Now France is going to influence how I communicate too, and if I manage to avoid speaking English a lot there then my English will surely get even worse. I don’t want to be awful at English, but I like to think that if my English is getting bad then surely my other languages are improving, right? …But then I find words I don’t understand in other languages and look up their meanings only to find that they’re the same in English, and realise I may need to work on improving my English for once.

But I thought I was a native speaker?!

* = “oh god” or “my god!”
** = “what do I know?”

The internet and language learning

I have a theory. Which I haven’t had a chance to test yet, but it’s fairly obvious and likely to be correct. Basically, the internet can be the most detrimental thing to a person’s language learning.

Hear me out.

I mean when abroad, in the country of their target language, it’ll be the internet which will slow down or inhibit their second language acquisition.

Obviously enough (duh Sarah), it will make you think in your native language, unless you never use the internet in your own language, which would be extremely rare. Say you’re a native English speaker. You go on Facebook – English! You check the news at home – English! You read your emails – English! You open Twitter – English! You Skype someone at home – English! You do almost anything – English! Every time you use the internet in these situations, you revert back to English, your comfort zone.

God Sarah this so obvious to anyone with any common sense why are you even blogging about it god.

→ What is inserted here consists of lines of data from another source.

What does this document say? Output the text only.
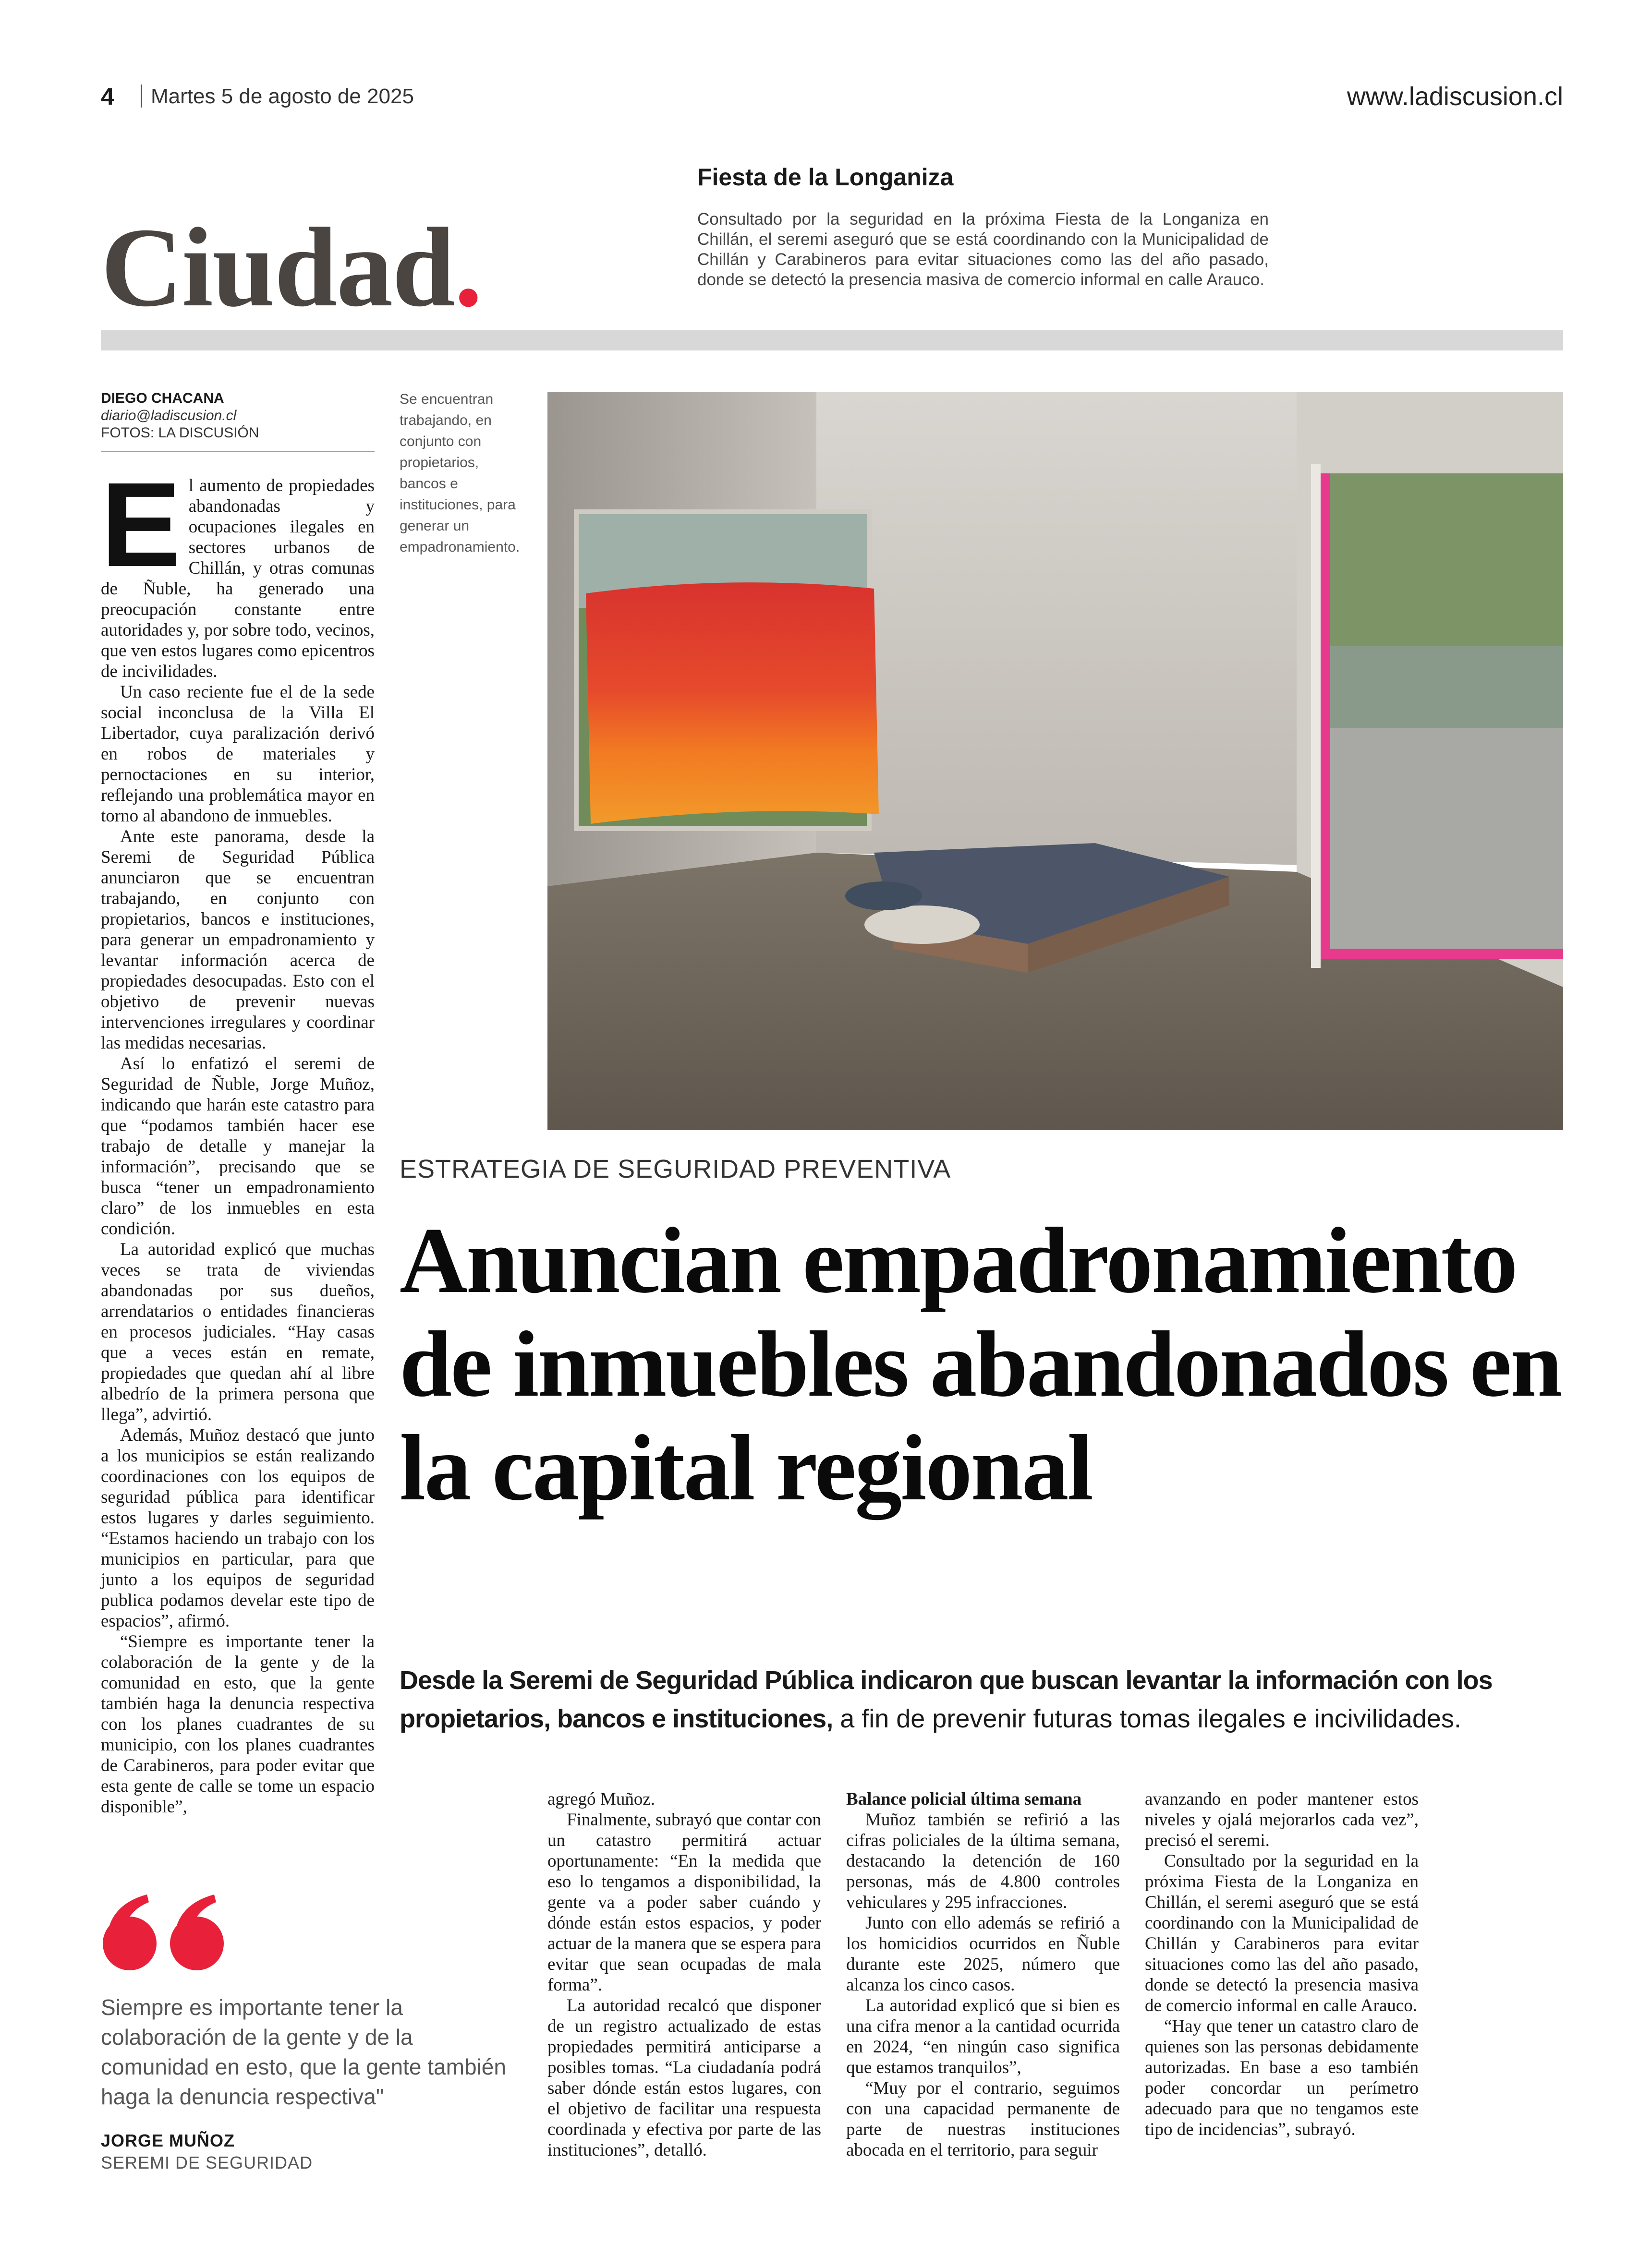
4 Martes 5 de agosto de 2025	www.ladiscusion.cl
Ciudad.
Fiesta de la Longaniza
Consultado por la seguridad en la próxima Fiesta de la Longaniza en Chillán, el seremi aseguró que se está coordinando con la Municipalidad de Chillán y Carabineros para evitar situaciones como las del año pasado, donde se detectó la presencia masiva de comercio informal en calle Arauco.
DIEGO CHACANA
diario@ladiscusion.cl
FOTOS: LA DISCUSIÓN
Se encuentran trabajando, en conjunto con propietarios, bancos e instituciones, para generar un empadronamiento.

El aumento de propiedades abandonadas y ocupaciones ilegales en sectores urbanos de Chillán, y otras comunas de Ñuble, ha generado una preocupación constante entre autoridades y, por sobre todo, vecinos, que ven estos lugares como epicentros de incivilidades.

Un caso reciente fue el de la sede social inconclusa de la Villa El Libertador, cuya paralización derivó en robos de materiales y pernoctaciones en su interior, reflejando una problemática mayor en torno al abandono de inmuebles.

Ante este panorama, desde la Seremi de Seguridad Pública anunciaron que se encuentran trabajando, en conjunto con propietarios, bancos e instituciones, para generar un empadronamiento y levantar información acerca de propiedades desocupadas. Esto con el objetivo de prevenir nuevas intervenciones irregulares y coordinar las medidas necesarias.

Así lo enfatizó el seremi de Seguridad de Ñuble, Jorge Muñoz, indicando que harán este catastro para que “podamos también hacer ese trabajo de detalle y manejar la información”, precisando que se busca “tener un empadronamiento claro” de los inmuebles en esta condición.

La autoridad explicó que muchas veces se trata de viviendas abandonadas por sus dueños, arrendatarios o entidades financieras en procesos judiciales. “Hay casas que a veces están en remate, propiedades que quedan ahí al libre albedrío de la primera persona que llega”, advirtió.

Además, Muñoz destacó que junto a los municipios se están realizando coordinaciones con los equipos de seguridad pública para identificar estos lugares y darles seguimiento. “Estamos haciendo un trabajo con los municipios en particular, para que junto a los equipos de seguridad publica podamos develar este tipo de espacios”, afirmó.

“Siempre es importante tener la colaboración de la gente y de la comunidad en esto, que la gente también haga la denuncia respectiva con los planes cuadrantes de su municipio, con los planes cuadrantes de Carabineros, para poder evitar que esta gente de calle se tome un espacio disponible”,

ESTRATEGIA DE SEGURIDAD PREVENTIVA
Anuncian empadronamiento de inmuebles abandonados en la capital regional
Desde la Seremi de Seguridad Pública indicaron que buscan levantar la información con los propietarios, bancos e instituciones, a fin de prevenir futuras tomas ilegales e incivilidades.

agregó Muñoz.

Finalmente, subrayó que contar con un catastro permitirá actuar oportunamente: “En la medida que eso lo tengamos a disponibilidad, la gente va a poder saber cuándo y dónde están estos espacios, y poder actuar de la manera que se espera para evitar que sean ocupadas de mala forma”.

La autoridad recalcó que disponer de un registro actualizado de estas propiedades permitirá anticiparse a posibles tomas. “La ciudadanía podrá saber dónde están estos lugares, con el objetivo de facilitar una respuesta coordinada y efectiva por parte de las instituciones”, detalló.

Balance policial última semana

Muñoz también se refirió a las cifras policiales de la última semana, destacando la detención de 160 personas, más de 4.800 controles vehiculares y 295 infracciones.

Junto con ello además se refirió a los homicidios ocurridos en Ñuble durante este 2025, número que alcanza los cinco casos.

La autoridad explicó que si bien es una cifra menor a la cantidad ocurrida en 2024, “en ningún caso significa que estamos tranquilos”,

“Muy por el contrario, seguimos con una capacidad permanente de parte de nuestras instituciones abocada en el territorio, para seguir

avanzando en poder mantener estos niveles y ojalá mejorarlos cada vez”, precisó el seremi.

Consultado por la seguridad en la próxima Fiesta de la Longaniza en Chillán, el seremi aseguró que se está coordinando con la Municipalidad de Chillán y Carabineros para evitar situaciones como las del año pasado, donde se detectó la presencia masiva de comercio informal en calle Arauco.

“Hay que tener un catastro claro de quienes son las personas debidamente autorizadas. En base a eso también poder concordar un perímetro adecuado para que no tengamos este tipo de incidencias”, subrayó.

Siempre es importante tener la colaboración de la gente y de la comunidad en esto, que la gente también haga la denuncia respectiva"
JORGE MUÑOZ
SEREMI DE SEGURIDAD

I’m writing about this now because soon I’ll be moving continent for a few months, and doing my best to absorb and use as much Spanish as I can. But I’m going to want to keep in touch with people at home too. And that will have to be through English. Which will hinder my attempts to immerse myself in Spanish a lot.

So what can I do? Delete Facebook while I’m abroad? Delete Twitter? Ignore the world at home? Avoid reading my emails for months? Skype home less often? Okay so all of that would probably help but it would be likely to make me a lot more distant from my friends and family. And I don’t want that.

Solution (and maybe a challenge I can take up): Hugely limit my use of social networks while I’m away. That alone would probably help a lot, no matter how challenging it would be.

Then again, I don’t know what part of Argentina I’m going to yet. I might not have internet. Which would be awful. Or, in light of everything I’ve just written, would be the best thing that could happen… (I’ve jinxed it now, haven’t I?)